When forecasters are predicting the next hurricane, rescuers are seeking information on wave heights in the Gulf or clean up crews are trying to map the direction of the next oil spill they can rest assured of one thing: They can rely on the real-time and near real-time data provided by the Gulf of Mexico Coastal Ocean Observing System (GCOOS) because it has been certified to meet the highest quality standards possible.
GCOOS has received official certification from the U.S. Integrated Ocean Observing System (U.S. IOOS®) and the National Oceanic and Atmospheric Administration (NOAA). Certification means that GCOOS is meeting federal standards for data gathering and management and operates inclusively, transparently and seeks user input to determine system priorities.
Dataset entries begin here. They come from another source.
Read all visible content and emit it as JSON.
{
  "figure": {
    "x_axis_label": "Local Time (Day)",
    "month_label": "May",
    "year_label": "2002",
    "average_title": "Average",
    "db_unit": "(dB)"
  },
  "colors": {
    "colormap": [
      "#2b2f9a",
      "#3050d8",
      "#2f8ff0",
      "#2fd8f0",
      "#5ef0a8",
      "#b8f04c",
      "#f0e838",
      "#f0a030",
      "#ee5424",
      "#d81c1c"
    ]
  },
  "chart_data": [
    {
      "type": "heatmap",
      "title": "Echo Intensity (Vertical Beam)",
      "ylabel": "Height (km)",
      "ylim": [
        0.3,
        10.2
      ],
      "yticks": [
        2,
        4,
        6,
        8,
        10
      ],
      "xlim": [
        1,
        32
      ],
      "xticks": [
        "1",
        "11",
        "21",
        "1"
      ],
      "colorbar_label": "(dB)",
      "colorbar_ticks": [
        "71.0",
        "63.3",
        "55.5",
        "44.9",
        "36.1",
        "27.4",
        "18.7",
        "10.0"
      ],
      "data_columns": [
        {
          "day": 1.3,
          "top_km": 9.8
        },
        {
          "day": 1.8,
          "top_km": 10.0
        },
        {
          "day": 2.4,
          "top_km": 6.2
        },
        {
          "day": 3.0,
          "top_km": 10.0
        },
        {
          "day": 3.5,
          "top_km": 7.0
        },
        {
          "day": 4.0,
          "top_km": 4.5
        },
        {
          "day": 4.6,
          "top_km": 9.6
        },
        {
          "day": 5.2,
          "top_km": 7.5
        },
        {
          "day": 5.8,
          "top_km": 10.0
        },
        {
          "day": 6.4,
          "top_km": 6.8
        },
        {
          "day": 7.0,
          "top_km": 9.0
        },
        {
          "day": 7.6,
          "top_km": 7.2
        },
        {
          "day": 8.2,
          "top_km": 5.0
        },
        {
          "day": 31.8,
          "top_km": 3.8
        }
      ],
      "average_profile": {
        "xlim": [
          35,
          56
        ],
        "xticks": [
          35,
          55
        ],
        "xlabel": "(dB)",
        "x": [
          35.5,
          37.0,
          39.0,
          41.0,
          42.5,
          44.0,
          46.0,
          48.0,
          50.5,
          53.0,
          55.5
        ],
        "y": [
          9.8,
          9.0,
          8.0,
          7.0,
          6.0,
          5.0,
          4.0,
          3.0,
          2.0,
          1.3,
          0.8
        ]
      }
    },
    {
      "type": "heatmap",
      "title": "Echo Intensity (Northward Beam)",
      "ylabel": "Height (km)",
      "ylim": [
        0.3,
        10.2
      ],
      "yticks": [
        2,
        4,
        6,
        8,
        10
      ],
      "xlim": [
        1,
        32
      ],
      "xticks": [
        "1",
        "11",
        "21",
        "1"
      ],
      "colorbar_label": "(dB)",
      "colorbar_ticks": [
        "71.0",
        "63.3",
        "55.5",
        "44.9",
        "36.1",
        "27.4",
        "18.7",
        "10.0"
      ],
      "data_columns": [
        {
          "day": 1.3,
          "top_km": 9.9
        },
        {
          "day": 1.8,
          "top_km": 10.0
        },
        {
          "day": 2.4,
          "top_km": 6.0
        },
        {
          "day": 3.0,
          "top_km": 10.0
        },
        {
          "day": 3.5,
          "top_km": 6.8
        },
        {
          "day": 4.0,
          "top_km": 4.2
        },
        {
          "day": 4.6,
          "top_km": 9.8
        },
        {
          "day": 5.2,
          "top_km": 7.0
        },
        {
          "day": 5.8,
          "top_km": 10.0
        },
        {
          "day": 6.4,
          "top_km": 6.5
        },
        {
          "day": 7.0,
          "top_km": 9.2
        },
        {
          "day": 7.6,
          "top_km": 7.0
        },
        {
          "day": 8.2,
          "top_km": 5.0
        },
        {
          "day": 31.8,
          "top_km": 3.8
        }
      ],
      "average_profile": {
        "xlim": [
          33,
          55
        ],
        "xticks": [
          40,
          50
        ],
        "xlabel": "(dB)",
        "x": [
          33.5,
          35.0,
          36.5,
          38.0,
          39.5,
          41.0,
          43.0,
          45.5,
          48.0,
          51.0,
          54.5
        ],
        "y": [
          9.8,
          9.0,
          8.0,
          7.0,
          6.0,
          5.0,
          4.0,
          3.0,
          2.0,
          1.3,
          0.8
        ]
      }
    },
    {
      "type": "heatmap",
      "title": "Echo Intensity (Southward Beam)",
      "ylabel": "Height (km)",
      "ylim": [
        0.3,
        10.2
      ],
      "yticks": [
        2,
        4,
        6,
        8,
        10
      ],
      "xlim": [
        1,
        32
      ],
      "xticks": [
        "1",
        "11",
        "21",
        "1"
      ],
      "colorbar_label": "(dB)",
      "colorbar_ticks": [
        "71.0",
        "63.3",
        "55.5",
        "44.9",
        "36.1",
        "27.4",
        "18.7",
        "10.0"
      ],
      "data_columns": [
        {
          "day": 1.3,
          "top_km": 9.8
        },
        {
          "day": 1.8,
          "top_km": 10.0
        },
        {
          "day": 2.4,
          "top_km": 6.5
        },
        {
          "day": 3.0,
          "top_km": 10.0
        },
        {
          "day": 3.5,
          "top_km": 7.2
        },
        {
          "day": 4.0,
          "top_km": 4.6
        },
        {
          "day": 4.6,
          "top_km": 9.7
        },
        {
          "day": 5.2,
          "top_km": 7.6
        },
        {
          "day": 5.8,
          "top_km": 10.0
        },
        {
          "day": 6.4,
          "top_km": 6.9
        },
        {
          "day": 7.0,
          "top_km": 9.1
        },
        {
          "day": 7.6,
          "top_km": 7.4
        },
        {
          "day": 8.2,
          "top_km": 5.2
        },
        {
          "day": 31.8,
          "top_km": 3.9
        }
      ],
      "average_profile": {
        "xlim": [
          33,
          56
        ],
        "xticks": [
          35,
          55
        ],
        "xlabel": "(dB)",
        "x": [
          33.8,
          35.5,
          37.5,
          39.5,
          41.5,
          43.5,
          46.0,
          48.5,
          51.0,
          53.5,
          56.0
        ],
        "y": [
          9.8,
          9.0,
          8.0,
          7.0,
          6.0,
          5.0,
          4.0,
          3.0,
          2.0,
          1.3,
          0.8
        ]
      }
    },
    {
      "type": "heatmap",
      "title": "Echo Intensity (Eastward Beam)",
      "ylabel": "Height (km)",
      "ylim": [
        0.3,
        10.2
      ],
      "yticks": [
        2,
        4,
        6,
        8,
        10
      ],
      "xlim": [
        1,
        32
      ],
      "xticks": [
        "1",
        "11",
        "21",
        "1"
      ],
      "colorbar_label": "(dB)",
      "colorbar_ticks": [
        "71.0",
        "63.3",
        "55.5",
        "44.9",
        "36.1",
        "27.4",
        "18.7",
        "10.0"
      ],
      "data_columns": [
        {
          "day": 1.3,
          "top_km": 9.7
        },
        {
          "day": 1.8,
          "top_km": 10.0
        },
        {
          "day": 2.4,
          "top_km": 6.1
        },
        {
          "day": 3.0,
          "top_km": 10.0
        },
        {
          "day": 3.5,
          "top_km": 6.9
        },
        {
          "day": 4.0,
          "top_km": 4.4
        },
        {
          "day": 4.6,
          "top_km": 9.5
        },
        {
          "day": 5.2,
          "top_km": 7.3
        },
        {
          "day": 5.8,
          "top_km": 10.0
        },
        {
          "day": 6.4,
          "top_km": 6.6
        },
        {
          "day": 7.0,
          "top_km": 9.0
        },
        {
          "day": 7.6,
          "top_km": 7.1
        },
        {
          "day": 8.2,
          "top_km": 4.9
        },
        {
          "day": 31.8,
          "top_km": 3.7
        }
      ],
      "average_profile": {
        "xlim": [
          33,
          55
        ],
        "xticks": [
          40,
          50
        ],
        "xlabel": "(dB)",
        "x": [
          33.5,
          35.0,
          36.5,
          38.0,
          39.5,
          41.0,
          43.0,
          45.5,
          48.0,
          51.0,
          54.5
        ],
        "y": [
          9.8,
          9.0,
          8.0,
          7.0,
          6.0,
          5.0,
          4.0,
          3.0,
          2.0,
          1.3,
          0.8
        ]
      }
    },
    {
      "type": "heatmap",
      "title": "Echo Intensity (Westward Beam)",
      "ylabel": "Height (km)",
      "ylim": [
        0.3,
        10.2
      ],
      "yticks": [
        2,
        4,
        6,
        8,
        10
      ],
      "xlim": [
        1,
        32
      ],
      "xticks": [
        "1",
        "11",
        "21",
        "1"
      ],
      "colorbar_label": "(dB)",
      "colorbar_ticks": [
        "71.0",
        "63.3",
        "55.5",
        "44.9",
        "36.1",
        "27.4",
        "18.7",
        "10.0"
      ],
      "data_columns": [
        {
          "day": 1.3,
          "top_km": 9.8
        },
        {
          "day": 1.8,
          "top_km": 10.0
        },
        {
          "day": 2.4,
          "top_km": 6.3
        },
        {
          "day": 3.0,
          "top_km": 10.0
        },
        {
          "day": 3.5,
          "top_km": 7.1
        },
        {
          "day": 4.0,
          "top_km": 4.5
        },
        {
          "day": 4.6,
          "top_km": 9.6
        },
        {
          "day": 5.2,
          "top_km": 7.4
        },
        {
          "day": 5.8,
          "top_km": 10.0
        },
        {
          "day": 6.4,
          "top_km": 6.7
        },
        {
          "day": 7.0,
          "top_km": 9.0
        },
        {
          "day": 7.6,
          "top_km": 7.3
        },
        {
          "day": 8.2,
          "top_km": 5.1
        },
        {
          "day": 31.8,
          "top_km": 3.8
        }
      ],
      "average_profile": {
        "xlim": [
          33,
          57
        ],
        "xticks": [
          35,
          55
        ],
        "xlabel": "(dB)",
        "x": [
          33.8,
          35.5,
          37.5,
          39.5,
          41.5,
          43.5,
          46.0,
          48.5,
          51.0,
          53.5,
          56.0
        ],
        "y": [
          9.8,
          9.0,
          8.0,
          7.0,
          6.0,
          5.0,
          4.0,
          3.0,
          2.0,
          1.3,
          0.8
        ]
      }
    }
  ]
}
Having the IOOS/NOAA stamp of approval means that the independent, nonprofit GCOOS is the only certified observing system whose sole focus is on the Gulf. In fact, GCOOS is the heart of data collection for ocean and coastal waters in the Gulf of Mexico — collecting thousands of data points from sensors and ensuring that the information is reliable, timely and accurate before disseminating it to the ocean sectors that rely on it.
Gulf data matters because the Gulf of Mexico is America’s Sea.
- It is the nation’s gas station, with 20% of the nation’s oil reserves; 14% of dry natural gas reserves; 45% of the U.S. petroleum refining capacity and 51% of our natural gas processing capacity;
- The Gulf’s commercial fishery accounts for $24 billion in sales;
- It holds 13 of the nation’s top 25 U.S. ports (by tonnage);
- And revenues generated by Gulf states contribute $2 trillion per year to the nation’s gross domestic product — including $660 billion from coastal county revenues and $110 billion from ocean revenues.